Murder, Intrigue, and Conspiracy collects together eleven separate true incidents stretching across more than a century of geopolitics, where the shadowy world defined by espionage, covert action, and diplomacy by other means briefly surfaced. When operations spun out of control and could no longer be covered up, or when brave men and women refused to stay silent any longer, no matter the cost.

From a serial killer who used the chaos of World War II to obscure his crimes to a former soldier turned hitman paid to kill a foreign dissident, these are some of the most astounding true stories that have largely been lost to history.

This edition features nearly one hundred photographs which bring these events to vivid life.

 


 

Eternal Vigilance?: 50 years of the CIA

Christopher Andrew (Editor), Rhodri Jeffreys-Jones (Editor)
Routledge, 01 June 1997

Eternal Vigilance? seeks to offer reinterpretations of some of the major established themes in CIA history such as its origins, foundations, its treatment of the Soviet threat, the Iranian revolution and the accountability of the agency.

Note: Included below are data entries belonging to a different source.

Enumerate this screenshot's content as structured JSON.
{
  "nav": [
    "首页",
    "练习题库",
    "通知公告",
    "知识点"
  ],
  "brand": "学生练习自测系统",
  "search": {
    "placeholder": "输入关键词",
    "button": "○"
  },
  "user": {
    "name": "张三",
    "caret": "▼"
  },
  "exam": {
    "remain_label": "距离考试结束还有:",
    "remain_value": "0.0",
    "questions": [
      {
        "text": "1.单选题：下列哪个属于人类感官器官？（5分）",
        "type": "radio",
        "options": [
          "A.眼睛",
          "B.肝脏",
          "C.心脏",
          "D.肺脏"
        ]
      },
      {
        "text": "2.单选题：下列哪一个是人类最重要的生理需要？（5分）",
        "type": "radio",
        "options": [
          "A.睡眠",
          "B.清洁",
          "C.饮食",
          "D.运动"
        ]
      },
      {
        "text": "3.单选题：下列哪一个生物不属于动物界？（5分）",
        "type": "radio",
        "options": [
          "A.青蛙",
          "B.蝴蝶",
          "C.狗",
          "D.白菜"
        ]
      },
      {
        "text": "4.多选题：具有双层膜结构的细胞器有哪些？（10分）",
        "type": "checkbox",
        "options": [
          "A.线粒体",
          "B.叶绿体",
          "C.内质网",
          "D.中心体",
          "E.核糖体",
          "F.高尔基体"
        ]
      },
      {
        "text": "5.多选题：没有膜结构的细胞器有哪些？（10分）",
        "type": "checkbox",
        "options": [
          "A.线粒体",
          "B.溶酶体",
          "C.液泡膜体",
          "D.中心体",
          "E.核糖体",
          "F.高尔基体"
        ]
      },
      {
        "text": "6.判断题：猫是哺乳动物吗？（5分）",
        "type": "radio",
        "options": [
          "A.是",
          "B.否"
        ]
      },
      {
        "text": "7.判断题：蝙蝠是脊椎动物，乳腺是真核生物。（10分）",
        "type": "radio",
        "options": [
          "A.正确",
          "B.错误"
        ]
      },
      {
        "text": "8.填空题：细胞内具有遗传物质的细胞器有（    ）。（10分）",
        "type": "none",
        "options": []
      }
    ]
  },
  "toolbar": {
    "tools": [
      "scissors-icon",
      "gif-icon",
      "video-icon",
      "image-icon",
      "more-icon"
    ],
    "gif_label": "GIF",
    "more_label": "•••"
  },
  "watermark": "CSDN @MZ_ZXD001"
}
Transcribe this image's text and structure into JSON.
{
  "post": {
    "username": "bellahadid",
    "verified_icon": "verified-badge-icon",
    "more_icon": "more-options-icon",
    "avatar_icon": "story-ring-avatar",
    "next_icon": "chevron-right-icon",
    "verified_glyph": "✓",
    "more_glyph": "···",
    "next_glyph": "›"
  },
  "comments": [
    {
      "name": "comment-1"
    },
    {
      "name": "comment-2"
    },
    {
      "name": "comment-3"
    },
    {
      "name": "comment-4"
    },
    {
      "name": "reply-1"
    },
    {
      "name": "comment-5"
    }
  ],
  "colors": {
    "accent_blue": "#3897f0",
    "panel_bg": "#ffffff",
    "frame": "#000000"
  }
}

The book also opens new areas of research such as foreign liaison, relations with the scientific community, use of scientific and technical research and economic intelligence. The articles are both by well-known scholars in the field and young researchers at the beginning of their academic careers. Contributors come almost equally from both sides of the Atlantic. All draw, to varying degrees, on recently declassified documents and newly-available archives and, as the final chapter seeks to show, all point the way to future research.